‘So how long are you going to be there?’
Tanya’s on the phone, and her retinas are burning up.
Jaap called her whilst she was in the office, and, not wanting to have a conversation with a bunch of cops eavesdropping, she sought some privacy outside.
Where the sun is, hence the retinal damage.
‘Not sure,’ Jaap replies. ‘Won’t be that long if the station chief here has anything to do with it.’
‘Doesn’t like you?’
‘Understatement, Station Chief Stuppor’s a solid gold—’
‘Stuppor? Wieland Stuppor?’
‘Uh … yeah. You know him?’
‘He was my boss at Leeuwarden. He’s … well, you obviously met him. I think he had a thing for me but didn’t know how to show it. You remember that first case we worked on together when he came down and tried to take me back up as he hadn’t given me permission?’
‘He’s the one you cuffed and left in the snow?’
Tanya thinks back to that. Not her finest hour. But it had saved lives.
‘The very same. Send him my love.’
‘I’ll drop it into the conversation later. It’ll be fun.’
Hearing that name again reminds her of her years spent up north, when she was trying to make inspector. Those years are like a dream to her now, she was someone else back then, lost and scared. Scarred too.
Because of what Ruud Staal had done to her.
But she doesn’t want to think of the past now; she wants to think of the future.
A pang in her stomach reminds her she’s still not heard back from the hospital.
And that she’s not told Jaap about her visit earlier this morning.
‘You still there?’
‘Yeah, I’m here,’ she says.
‘I think we should come up to the islands sometime, once the baby’s born and settled in.’
‘I’d like that,’ she says, trying not to think of the hospital. ‘Yeah, let’s do that. Listen, I …’ she says before something chokes her voice off.
Just tell him, she says to herself.
‘Yeah?’
Do it. Do it.
‘Nothing, just I miss you.’
‘Miss you too.’
I should have told him, she thinks a few minutes later as she’s walking away from the police building.
Her phone buzzes and she checks the screen, thinking it’s Jaap calling her back. Like he’d been able to tell there was something wrong and he’s calling to find out what.
But it’s Harry Borst.
‘Turn round,’ Harry says.
Tanya turns.
‘Look up.’
She looks up the police building, instinctively going to where Harry’s office is on the third floor.
‘Higher.’
Then she sees him, standing right on the edge of the roof.
‘What’s up?’ she asks when she’s made it up there.

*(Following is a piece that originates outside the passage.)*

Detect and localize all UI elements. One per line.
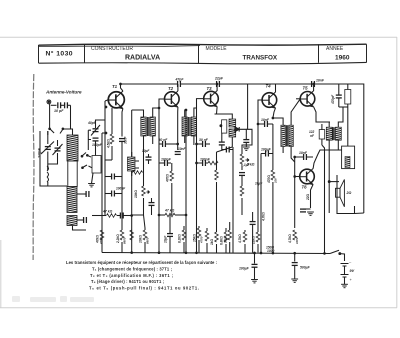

The roof’s flat, and the view out over the harbour is impressive, if not exactly beautiful. She can just see the top of the butt plug, glinting merrily in the sun.
‘Real operation’s on tonight, and I need you in the team.’
Tanya eyes him up. ‘So all that stuff about tomorrow?’
‘Bit of a diversion,’ he says. Something must have flown into his throat as he coughs a little.
‘You’ve got a leak,’ Tanya says.
‘Maybe,’ he shrugs. ‘Maybe not. Maybe fuck yourself.’
‘Good film,’ Tanya says. ‘I prefer the two it was based on though.’
Harry laughs. ‘You know, you’re the first person to get that reference. I’ve been using it for years and I think everyone so far just assumes I’m being an asshole.’
‘Surely not.’
‘Yeah, hard to believe.’
He turns to look out across the harbour. A large crane plucks shipping containers off the quay and places them onto the deck of a waiting ship with a kind of balletic delicacy.
‘So … I’ve got a small team working tonight, all people I completely trust.’
‘How come?’
‘You trust them all.’
‘I’ve borrowed them from stations all over, they don’t know anything about the operation. As far as they’re all aware it’s a training exercise they’ve been specially selected for.’
‘I got a call the other day,’ Tanya says. ‘They said I’d been specially selected for the opportunity to invest in some luxury flat development somewhere on the harbour front.’
‘I got one of those as well, think they overestimate how much we get paid.’
‘Mind you, this goes down right … who knows?’
His phone goes off, he feels like a slave to it. ‘So,’ he says, checking the screen, ‘you in?’
‘Sure,’ Tanya says, with a creeping sense that she should really be saying no. ‘When are we going?’
He looks at her, having to squint into the sun which is over her left shoulder.